矢崎仁司監督「花を摘む少女と虫を殺す少女」より
先日、シネマノヴェチェントで矢崎仁司監督の特集上映があり行ってきました。当日は監督始め乱歩でもお世話になった草野康太さん、カメラマンの石井さんなど矢崎組の常連の方々も多数いらっしゃっておりました。
(自分は過去に「不倫純愛」という作品に参加させていただきました。)
そんな懐かしい再会の場でもありましたが、何より監督の作品に浸れる1日をとても楽しみにしていました。
当日はこの「花を摘む少女と虫を殺す少女」と「無伴奏」、「XXX kiss kiss kiss」の3本立てでした。
花摘む〜の尺が約4時間あるのでトータル8時間くらいかな…もはや4本立てレベル笑。文芸座のオールナイトでもなかなかない。
このごろは観ても2本立てが限界で、それ以上になると体力的な部分は勿論のこと、精神的に追いつかなくなってしまいます。
学生時代、20代の頃は毎日修行のように3、4本は観ていましたが、あの頃と今では映画を観ることに対する挑み方が変わってきたような気がしています。それは意識的にそうしているところもあります。昔はとにかく量でした。映画という言語をとにかく浴びるように体感しなければならないと自分に言い聞かせながら観ていたような気がします。実際に多くの映画に触れていたことが現場で生きてきた実感もありましたが。(また、シネフィルに憧れていたところもあったのかもしれません笑)そんな映画によって価値観を常に変動させられる体験はこの時期だからこそできたことだったのかもしれません。
今でもまだまだ確固たるものが確立された訳ではありませんが、変化することに対してじっくり構えるようになったのかもしれません。じっくりゆっくりと、削ぎ落としながら1つ1つと向き合い選択していくこと。今はそんな段階なのかもしれません。
だから決して映画が嫌いになった訳じゃなくて、むしろもっとその時間を大事にしていきたいと思っているところです。

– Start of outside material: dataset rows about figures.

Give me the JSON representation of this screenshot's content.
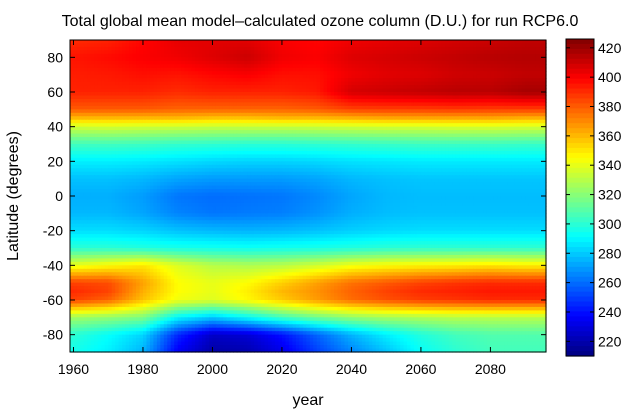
{
  "chart_data": {
    "type": "heatmap",
    "title": "Total global mean model–calculated ozone column (D.U.) for run RCP6.0",
    "xlabel": "year",
    "ylabel": "Latitude (degrees)",
    "xlim": [
      1959,
      2096
    ],
    "ylim": [
      -90,
      90
    ],
    "x_ticks": [
      "1960",
      "1980",
      "2000",
      "2020",
      "2040",
      "2060",
      "2080"
    ],
    "y_ticks": [
      "80",
      "60",
      "40",
      "20",
      "0",
      "-20",
      "-40",
      "-60",
      "-80"
    ],
    "colorbar": {
      "min": 210,
      "max": 426,
      "ticks": [
        "420",
        "400",
        "380",
        "360",
        "340",
        "320",
        "300",
        "280",
        "260",
        "240",
        "220"
      ],
      "colormap": "jet"
    },
    "x": [
      1960,
      1970,
      1980,
      1990,
      2000,
      2010,
      2020,
      2030,
      2040,
      2050,
      2060,
      2070,
      2080,
      2090,
      2095
    ],
    "y": [
      90,
      80,
      70,
      60,
      50,
      45,
      40,
      30,
      20,
      10,
      0,
      -10,
      -20,
      -30,
      -40,
      -50,
      -55,
      -60,
      -70,
      -80,
      -90
    ],
    "z": [
      [
        390,
        392,
        398,
        404,
        405,
        405,
        400,
        398,
        402,
        404,
        406,
        408,
        410,
        412,
        412
      ],
      [
        395,
        397,
        400,
        402,
        406,
        410,
        402,
        400,
        406,
        408,
        410,
        412,
        414,
        415,
        415
      ],
      [
        393,
        394,
        396,
        395,
        398,
        400,
        396,
        396,
        402,
        405,
        406,
        409,
        410,
        412,
        412
      ],
      [
        392,
        392,
        392,
        390,
        392,
        392,
        392,
        394,
        408,
        410,
        412,
        414,
        414,
        418,
        418
      ],
      [
        380,
        380,
        380,
        378,
        378,
        378,
        378,
        380,
        385,
        386,
        386,
        387,
        386,
        386,
        386
      ],
      [
        360,
        360,
        360,
        360,
        358,
        358,
        360,
        360,
        362,
        364,
        364,
        364,
        364,
        362,
        362
      ],
      [
        335,
        336,
        335,
        334,
        333,
        333,
        333,
        334,
        335,
        336,
        336,
        337,
        337,
        336,
        336
      ],
      [
        305,
        305,
        304,
        302,
        301,
        300,
        300,
        301,
        302,
        303,
        304,
        304,
        304,
        303,
        303
      ],
      [
        288,
        288,
        287,
        285,
        283,
        282,
        282,
        283,
        285,
        286,
        287,
        287,
        287,
        287,
        287
      ],
      [
        278,
        278,
        276,
        272,
        270,
        270,
        270,
        272,
        276,
        278,
        279,
        279,
        279,
        279,
        279
      ],
      [
        274,
        274,
        270,
        262,
        260,
        261,
        262,
        266,
        272,
        276,
        277,
        277,
        277,
        277,
        277
      ],
      [
        276,
        276,
        272,
        265,
        262,
        263,
        264,
        268,
        274,
        277,
        278,
        278,
        278,
        278,
        278
      ],
      [
        284,
        284,
        282,
        278,
        276,
        275,
        276,
        278,
        281,
        283,
        284,
        284,
        284,
        284,
        284
      ],
      [
        300,
        300,
        298,
        296,
        295,
        294,
        295,
        296,
        298,
        300,
        301,
        301,
        301,
        301,
        301
      ],
      [
        340,
        345,
        350,
        338,
        330,
        328,
        330,
        335,
        342,
        345,
        347,
        348,
        350,
        348,
        348
      ],
      [
        385,
        383,
        365,
        345,
        340,
        345,
        355,
        365,
        375,
        380,
        385,
        388,
        390,
        390,
        390
      ],
      [
        390,
        385,
        362,
        345,
        340,
        348,
        360,
        368,
        378,
        385,
        390,
        392,
        394,
        394,
        394
      ],
      [
        385,
        378,
        358,
        342,
        338,
        346,
        356,
        366,
        376,
        382,
        386,
        388,
        390,
        390,
        390
      ],
      [
        325,
        322,
        318,
        290,
        280,
        292,
        305,
        315,
        322,
        326,
        328,
        330,
        330,
        330,
        330
      ],
      [
        300,
        292,
        282,
        245,
        225,
        228,
        240,
        258,
        275,
        288,
        298,
        305,
        308,
        308,
        308
      ],
      [
        295,
        288,
        275,
        235,
        218,
        220,
        232,
        250,
        265,
        278,
        292,
        300,
        305,
        305,
        305
      ]
    ]
  }
}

またまた余談が過ぎましたが…今回はそんな映画と自分の関係を考えさせられるような1日でした。
しかもそれは矢崎監督の作品だったから感じれたことなんだと思います。
そもそもいい映画はずっと観ていられるものなのです。尺はあんまり関係ない。むしろずっと観ていたいと思う。そして相性なんです。特にこれは個人的なところですが、矢崎監督の作品はとても自分と相性が良いと勝手に思っています。
1番それを感じるのが“視線”です。監督(そして、カメラマンの石井さん始め矢崎組の常連スタッフ)の視線を通して紡がれていく観察1つ1つが、映し出されるものの1つ1つが、あえて映し出さないものの1つ1つが僕の希望なのです。 共感とは違う、なんでしょ、監督の視線には大きな愛があって、受け入れてくれる度量がある…から共愛?のような。
世界を許すことからはじめてくれる。
これが映画だなって思いました。
今回監督の作品をずっと観ながら、というか監督の視線を後追いしながら気付かせていただいたことです。
本当に、映画も人生もそんな体験をしていたいですね。特に映画はその力が強いと信じていますから。
正直映画はこれからどうなるかわかりません。これから大きな変革が起こるのかもわかりません。でもこういう根底にある映画の精神は生き続けて欲しい。そう願っていますし、そうでなきゃいかん。だから自分も少しでも加担していたい。そして、やっぱり良いものはいいと言い続けたい…。
と、今回作品の内容のことには触れられず、ごめんなさい。
しかしとにかく間違いなく映画愛のたっぷり詰まった作品です。是非機会があるときにスクリーンで観て感じていただきたいです。
P.S.
あっ、昨日「怒り」観ました。
これも凄まじかった。映画、死んでない。